No sentí nada. Solo un clic. El último.

Sin dudarlo, reenvié el mensaje y el video a Don Leopoldo. Sin una palabra, sin una explicación. El video, la foto, el mensaje de Fabiana. Era la prueba. Era la verdad que él necesitaba ver. Dejé que el silencio hablara por mí.

Luego, volví a la mansión. Entré en la habitación de Hugo y en el vestidor. Tomé la alianza de matrimonio, el anillo de compromiso, el reloj de oro que Don Leopoldo me había regalado en mi boda. Los dejé sobre la chimenea. Símbolos de una vida que ya no era mía.

Tomé la pequeña urna de mi madre y de mi bebé.

"Adiós, mamá," susurré, mis dedos acariciando la fría superficie de la urna. "Adiós, mi pequeño. Me voy. Pero siempre los llevaré conmigo."

Salí de la mansión sin mirar atrás. No había lágrimas, no había despedidas. Solo el eco de mis pasos resonando en el silencio.

...

Esa noche, la mansión Serrano estaba sumida en una calma tensa. Hugo llegó tarde, tambaleándose ligeramente, el olor a alcohol impregnando su ropa. La puerta principal estaba abierta, revelando un salón inusualmente silencioso.

En lugar del bullicio habitual, encontró a todos los sirvientes vestidos de negro, con cintas blancas prendidas en sus solapas. Sus rostros estaban sombríos, sus ojos rojos e hinchados.

Hugo se detuvo en el umbral, su mente confusa por la bebida. "¿Qué... qué está pasando aquí?" preguntó, su voz ronca. "¿Quién ha muerto?"

Nadie respondió. Solo el silencio, pesado y opresivo.

"¿Qué diablos les pasa? ¿Por qué nadie me dice nada?" Hugo se frotó la frente, un nudo de preocupación y confusión formándose en su estómago. "¿Fabiana? ¿Don Leopoldo? ¿Por qué nadie me informó de esto?"

Don Leopoldo, sentado en su sillón favorito, se levantó con dificultad. Su rostro estaba pálido, sus ojos inyectados en sangre. En su mano temblorosa, sostenía el teléfono de Silvana. Lo lanzó a los pies de Hugo.

"¡Ella se ha ido, Hugo!" gritó, su voz desgarrada por el dolor. "¡Silvana se ha ido! ¡Se llevó las cenizas de su madre y de nuestro nieto!"

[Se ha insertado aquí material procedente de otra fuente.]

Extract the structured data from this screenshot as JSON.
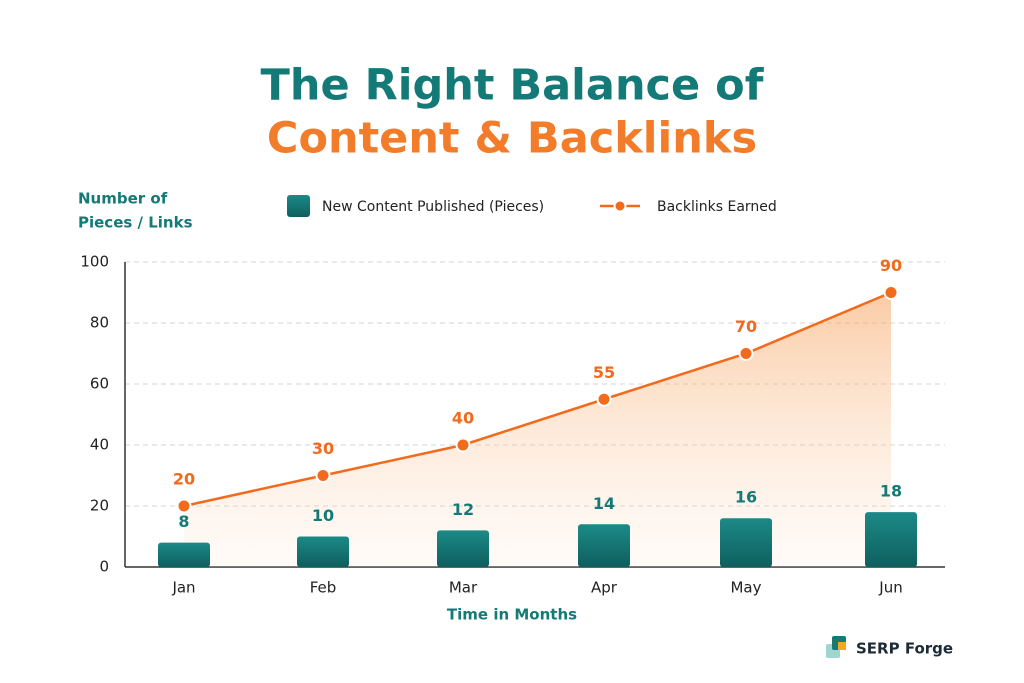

Hugo se quedó inmóvil, el shock penetrando su bruma alcohólica. Las palabras de Don Leopoldo resonaron en el salón.

"¡Hoy!" rugió Don Leopoldo, su voz un trueno. "¡Hoy era el entierro de nuestro nieto! ¡Tu hijo, Hugo! ¡Y tú estabas revolcándote con esa víbora!"

La ira reprimida de años, la decepción, el dolor... todo explotó en un torrente de reproches. Don Leopoldo se derrumbó, su cuerpo temblaba, las lágrimas corrieron por su rostro.